The JSON-formatted response contains all observations that could be retrieved for this time period in the data field sorted in ascending order by time. The field dataPointID contains the identifier of the queried datapoint and the field tags lists potential tags on this datapoint.

{
"data": [
{"time":"2018-01-01T00:00:00Z","value":15.298911202642628},
{"time":"2018-01-02T00:00:00Z","value":15.366655118104344},
...
{"time":"2018-06-20T00:00:00Z","value":60.99433444799632},
{"time":"2018-06-21T00:00:00Z","value":60.99973544587385},
{"time":"2018-06-22T00:00:00Z","value":60.99817321953259},
...
{"time":"2018-12-30T00:00:00Z","value":15.433282646399174},
{"time":"2018-12-31T00:00:00Z","value":15.514008919830662}
],
"dataPointID":"SunDegreeOverHorizon",
"tags":[]
}

Querying with downsampling

The above response returns 365 datapoints in roughly 21 KB of data. Now suppose we do not need such high fidelity data but are content with weekly data and would prefer a faster download.
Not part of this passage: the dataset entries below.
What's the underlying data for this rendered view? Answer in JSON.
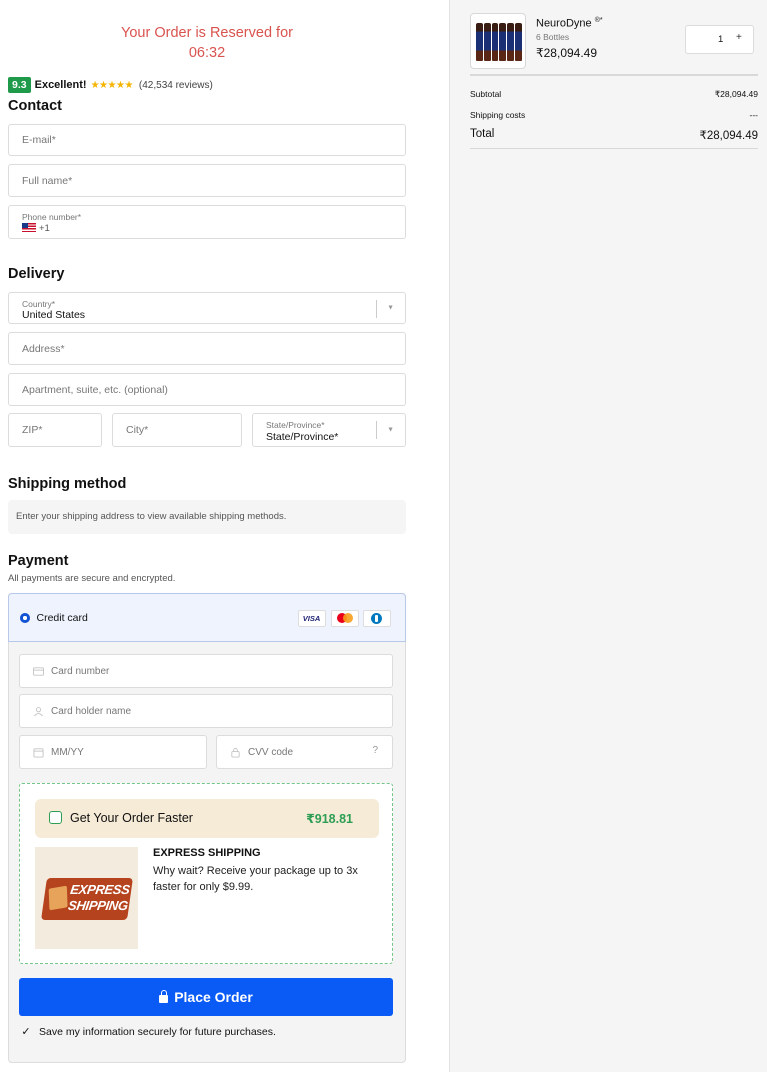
{
  "timer": {
    "title": "Your Order is Reserved for",
    "value": "06:32"
  },
  "rating": {
    "score": "9.3",
    "label": "Excellent!",
    "stars": "★★★★★",
    "reviews": "(42,534 reviews)"
  },
  "contact": {
    "title": "Contact",
    "email_placeholder": "E-mail*",
    "fullname_placeholder": "Full name*",
    "phone_label": "Phone number*",
    "phone_prefix": "+1"
  },
  "delivery": {
    "title": "Delivery",
    "country_label": "Country*",
    "country_value": "United States",
    "address_placeholder": "Address*",
    "apartment_placeholder": "Apartment, suite, etc. (optional)",
    "zip_placeholder": "ZIP*",
    "city_placeholder": "City*",
    "state_label": "State/Province*",
    "state_value": "State/Province*"
  },
  "shipping": {
    "title": "Shipping method",
    "message": "Enter your shipping address to view available shipping methods."
  },
  "payment": {
    "title": "Payment",
    "subtitle": "All payments are secure and encrypted.",
    "method_label": "Credit card",
    "card_brands": [
      "VISA",
      "mastercard",
      "diners"
    ],
    "card_number_placeholder": "Card number",
    "card_holder_placeholder": "Card holder name",
    "expiry_placeholder": "MM/YY",
    "cvv_placeholder": "CVV code",
    "cvv_tail": "?"
  },
  "upsell": {
    "label": "Get Your Order Faster",
    "price": "₹918.81",
    "image_text_1": "EXPRESS",
    "image_text_2": "SHIPPING",
    "title": "EXPRESS SHIPPING",
    "description": "Why wait? Receive your package up to 3x faster for only $9.99."
  },
  "place_order": {
    "label": "Place Order"
  },
  "save_info": {
    "checked": true,
    "label": "Save my information securely for future purchases."
  },
  "cart": {
    "product_name": "NeuroDyne",
    "product_mark": "®*",
    "variant": "6 Bottles",
    "price": "₹28,094.49",
    "quantity": "1",
    "plus": "+",
    "subtotal_label": "Subtotal",
    "subtotal_value": "₹28,094.49",
    "shipping_label": "Shipping costs",
    "shipping_value": "---",
    "total_label": "Total",
    "total_value": "₹28,094.49"
  },
  "colors": {
    "accent_blue": "#0a5af5",
    "timer_red": "#d9534f",
    "success_green": "#2e9e55",
    "rating_green": "#1f9a4b"
  }
}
We just add samplerate=7d to the above query.

Curl
Curl
curl 'https://api.aedifion.io/v2/datapoint/timeseries?project_id=1&dataPointID=SunDegreeOverHorizon&start=2018-01-01&end=2018-12-31&samplerate=7d'
-u john.doe@aedifion.com:mys3cr3tp4ssw0rd

The response now only contains 52 datapoints in 3 KB. Instead of the actual values, we now get the mean over the sample period while the timestamp denotes the left boundary of the sample period, e.g., the mean over the sun's position in degrees over the horizon in the period 2017-12-28 to 2018-01-04 is 15.368...

{
"data": [
{"mean":15.36893921764112,"time":"2017-12-28T00:00:00Z"},
{"mean":15.821112043330746,"time":"2018-01-04T00:00:00Z"},
{"mean":16.71902616129376,"time":"2018-01-11T00:00:00Z"},
...
{"mean":15.041726940133113,"time":"2018-12-13T00:00:00Z"},
{"mean":15.074493316285318,"time":"2018-12-20T00:00:00Z"},
{"mean":15.366242583489504,"time":"2018-12-27T00:00:00Z"}
],
"dataPointID": "SunDegreeOverHorizon",
"tags": []
}

Querying with limit

Finally, suppose we are only interested in the two days before and after midsummer, i.e., 2018-06-21. We can set start=2018-06-19 and limit the query to five datapoints by setting max=5. Don't forget to remove the end parameter otherwise max is ignored.

Curl
Curl
curl 'https://api.aedifion.io/v2/datapoint/timeseries?project_id=1&dataPointID=SunDegreeOverHorizon&start=2018-06-19&max=5'
-u john.doe@aedifion.com:mys3cr3tp4ssw0rd
{
"data": [
{"time":"2018-06-19T00:00:00Z","value":60.981971861064864},
{"time":"2018-06-20T00:00:00Z","value":60.99433444799632},
{"time":"2018-06-21T00:00:00Z","value":60.99973544587385},
{"time":"2018-06-22T00:00:00Z","value":60.99817321953259},
{"time":"2018-06-23T00:00:00Z","value":60.98964824194026}
],
"dataPointID": "SunDegreeOverHorizon",
"tags": []
}

Indeed, midsummer is the brightest day in the year where the sun reaches a maximum of nearly 71Β° above the horizon.